Activities of Daily Living portrays a slice of Alice’s life–the years her father’s health rapidly deteriorates from severe dementia, moving from his house into several nursing homes based on his care needs. Simultaneously, she is fixated on both the Taiwanese performance artist Tehching Hsieh for what she calls The Project, and the concept of projects as a coping mechanism against the durational performance that is life. The book flips between the history of Hsieh’s practice and Alice’s visits to California to see her dad, with clear parallels made between their experiences with isolation and battles with time.

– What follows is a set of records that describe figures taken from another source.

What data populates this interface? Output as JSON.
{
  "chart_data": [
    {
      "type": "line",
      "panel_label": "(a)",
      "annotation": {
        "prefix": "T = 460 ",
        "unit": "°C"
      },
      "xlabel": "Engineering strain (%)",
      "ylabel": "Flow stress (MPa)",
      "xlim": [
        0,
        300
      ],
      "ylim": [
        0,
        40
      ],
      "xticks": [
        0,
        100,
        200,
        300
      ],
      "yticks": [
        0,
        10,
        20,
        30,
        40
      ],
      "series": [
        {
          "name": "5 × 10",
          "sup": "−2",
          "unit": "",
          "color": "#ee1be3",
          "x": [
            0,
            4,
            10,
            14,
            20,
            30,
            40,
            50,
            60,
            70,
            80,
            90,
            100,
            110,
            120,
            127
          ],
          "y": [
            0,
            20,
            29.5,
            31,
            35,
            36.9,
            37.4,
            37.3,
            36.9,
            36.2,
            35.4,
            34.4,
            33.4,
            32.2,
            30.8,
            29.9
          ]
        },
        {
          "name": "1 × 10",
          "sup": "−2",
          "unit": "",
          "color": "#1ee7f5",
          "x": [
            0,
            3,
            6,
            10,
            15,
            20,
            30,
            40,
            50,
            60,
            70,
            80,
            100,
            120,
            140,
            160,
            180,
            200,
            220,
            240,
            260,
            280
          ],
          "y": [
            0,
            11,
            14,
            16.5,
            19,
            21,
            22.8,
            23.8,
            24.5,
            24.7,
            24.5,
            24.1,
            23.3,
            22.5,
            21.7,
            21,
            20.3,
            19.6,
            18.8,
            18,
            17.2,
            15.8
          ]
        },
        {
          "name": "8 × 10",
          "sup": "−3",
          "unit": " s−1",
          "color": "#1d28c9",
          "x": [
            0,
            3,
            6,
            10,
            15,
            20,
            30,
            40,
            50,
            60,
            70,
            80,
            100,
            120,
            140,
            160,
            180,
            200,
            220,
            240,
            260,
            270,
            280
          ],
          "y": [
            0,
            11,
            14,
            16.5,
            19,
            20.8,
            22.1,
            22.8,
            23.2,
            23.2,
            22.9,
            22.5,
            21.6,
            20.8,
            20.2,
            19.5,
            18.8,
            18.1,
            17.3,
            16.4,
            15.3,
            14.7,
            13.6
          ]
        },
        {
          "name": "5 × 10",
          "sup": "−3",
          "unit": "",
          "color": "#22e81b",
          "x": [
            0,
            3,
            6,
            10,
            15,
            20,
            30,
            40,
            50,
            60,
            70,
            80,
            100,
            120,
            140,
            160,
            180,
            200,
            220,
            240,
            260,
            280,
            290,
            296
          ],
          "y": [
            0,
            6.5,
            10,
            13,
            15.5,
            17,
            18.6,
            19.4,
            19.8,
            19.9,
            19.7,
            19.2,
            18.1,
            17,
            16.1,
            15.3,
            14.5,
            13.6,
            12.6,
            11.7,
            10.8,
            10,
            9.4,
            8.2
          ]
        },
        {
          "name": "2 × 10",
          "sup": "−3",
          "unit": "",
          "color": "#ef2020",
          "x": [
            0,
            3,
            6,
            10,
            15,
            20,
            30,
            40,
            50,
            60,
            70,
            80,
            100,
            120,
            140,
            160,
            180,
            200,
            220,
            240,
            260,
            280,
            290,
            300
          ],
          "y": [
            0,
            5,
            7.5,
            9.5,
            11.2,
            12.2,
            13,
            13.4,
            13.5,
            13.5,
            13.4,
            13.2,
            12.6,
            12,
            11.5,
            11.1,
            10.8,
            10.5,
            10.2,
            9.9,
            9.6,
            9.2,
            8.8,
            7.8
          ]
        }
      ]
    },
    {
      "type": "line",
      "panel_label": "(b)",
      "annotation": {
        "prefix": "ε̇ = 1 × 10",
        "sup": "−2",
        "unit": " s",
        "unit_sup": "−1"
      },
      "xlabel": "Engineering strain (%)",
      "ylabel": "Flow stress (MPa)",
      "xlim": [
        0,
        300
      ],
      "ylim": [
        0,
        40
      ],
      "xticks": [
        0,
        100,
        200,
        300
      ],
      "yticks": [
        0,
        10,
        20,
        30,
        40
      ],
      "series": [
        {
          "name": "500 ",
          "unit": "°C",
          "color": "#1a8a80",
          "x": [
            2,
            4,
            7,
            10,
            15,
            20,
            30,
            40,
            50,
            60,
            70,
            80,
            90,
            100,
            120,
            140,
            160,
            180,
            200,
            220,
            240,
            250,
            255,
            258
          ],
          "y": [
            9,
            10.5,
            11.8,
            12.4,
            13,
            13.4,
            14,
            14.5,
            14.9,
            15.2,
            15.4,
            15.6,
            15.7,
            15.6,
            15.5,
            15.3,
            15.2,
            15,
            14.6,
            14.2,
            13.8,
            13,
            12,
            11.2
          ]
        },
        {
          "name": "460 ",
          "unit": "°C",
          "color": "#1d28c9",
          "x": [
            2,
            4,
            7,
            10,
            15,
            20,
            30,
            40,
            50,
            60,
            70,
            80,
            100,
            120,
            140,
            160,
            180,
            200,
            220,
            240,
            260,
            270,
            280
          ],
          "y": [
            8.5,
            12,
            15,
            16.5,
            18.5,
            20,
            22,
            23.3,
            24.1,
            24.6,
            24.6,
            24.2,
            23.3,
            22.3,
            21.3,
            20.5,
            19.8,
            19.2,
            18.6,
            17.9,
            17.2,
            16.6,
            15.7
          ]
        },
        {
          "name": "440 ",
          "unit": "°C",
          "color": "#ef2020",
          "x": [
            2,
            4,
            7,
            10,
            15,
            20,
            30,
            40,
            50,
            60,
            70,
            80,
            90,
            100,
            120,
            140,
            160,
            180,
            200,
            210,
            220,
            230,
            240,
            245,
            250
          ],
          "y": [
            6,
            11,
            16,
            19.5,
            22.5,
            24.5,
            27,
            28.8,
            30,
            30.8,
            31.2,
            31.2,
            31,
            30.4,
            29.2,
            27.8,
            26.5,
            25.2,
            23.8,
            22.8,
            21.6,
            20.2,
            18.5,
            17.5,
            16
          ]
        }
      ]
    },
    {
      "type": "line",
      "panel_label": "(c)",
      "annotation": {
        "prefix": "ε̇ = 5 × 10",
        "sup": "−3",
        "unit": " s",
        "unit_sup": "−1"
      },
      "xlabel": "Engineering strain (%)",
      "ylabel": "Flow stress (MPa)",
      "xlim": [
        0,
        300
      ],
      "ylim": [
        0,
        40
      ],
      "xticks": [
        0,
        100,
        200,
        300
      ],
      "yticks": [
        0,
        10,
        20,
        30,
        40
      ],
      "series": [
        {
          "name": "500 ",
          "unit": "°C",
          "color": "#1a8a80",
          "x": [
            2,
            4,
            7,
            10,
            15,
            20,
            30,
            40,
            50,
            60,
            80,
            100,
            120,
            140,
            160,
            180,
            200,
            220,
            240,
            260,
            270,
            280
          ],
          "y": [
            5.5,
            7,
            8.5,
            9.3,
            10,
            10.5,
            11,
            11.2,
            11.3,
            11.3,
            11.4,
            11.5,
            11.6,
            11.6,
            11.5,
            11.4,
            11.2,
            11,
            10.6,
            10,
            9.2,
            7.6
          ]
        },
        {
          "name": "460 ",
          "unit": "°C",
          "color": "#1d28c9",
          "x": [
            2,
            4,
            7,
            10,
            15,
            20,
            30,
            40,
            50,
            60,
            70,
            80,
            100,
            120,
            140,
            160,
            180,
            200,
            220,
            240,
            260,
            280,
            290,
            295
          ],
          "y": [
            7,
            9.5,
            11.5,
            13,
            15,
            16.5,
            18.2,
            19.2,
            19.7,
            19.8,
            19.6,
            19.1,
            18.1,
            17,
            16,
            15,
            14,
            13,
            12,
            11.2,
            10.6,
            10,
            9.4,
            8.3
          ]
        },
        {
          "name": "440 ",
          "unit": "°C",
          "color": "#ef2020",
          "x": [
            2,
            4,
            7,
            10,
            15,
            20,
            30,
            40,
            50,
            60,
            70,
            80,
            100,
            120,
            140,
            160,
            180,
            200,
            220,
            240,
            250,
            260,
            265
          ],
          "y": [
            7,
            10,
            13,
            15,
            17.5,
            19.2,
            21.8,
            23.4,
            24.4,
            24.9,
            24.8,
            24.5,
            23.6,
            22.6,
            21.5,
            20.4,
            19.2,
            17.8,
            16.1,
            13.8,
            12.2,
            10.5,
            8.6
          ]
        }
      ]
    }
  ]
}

This story hit home for me in so many ways. My grandma was recently admitted into a care home after many unmanageable instances over the years. I worked in art for a decade, focussing on contemporary Asian art, in which Tehching Hsieh is a legend. And I know how Alice feels as she busies herself with projects that either don’t manifest or don’t pay, and how she tries to understand life through art, theory, and literature, holding onto these coping mechanisms that are ultimately ineffective. I loved the heart of this novel and the writing style–how it connected plot to Sontag, Levé, etc. in meandering ways, yet was approachable to read. Still, something needed to be tweaked. Perhaps it needed to be in first-person POV vs. third, as the narration was very “stream of consciousness” but was hindered by its detached feeling. I was also jarred when reality mixed with fiction–Alice attended real-life exhibitions, but then the story at times shifted into a bit of a Tehching Hsieh fan fiction; the mix left me not knowing how to position my headspace.

Overall, this was tender and introspective, and gave me a lot to think about. Fans of art history and critical theory would especially enjoy it.

Thank you to NetGalley and W.W. Norton & Company. Activities of Daily Living comes out on April 12.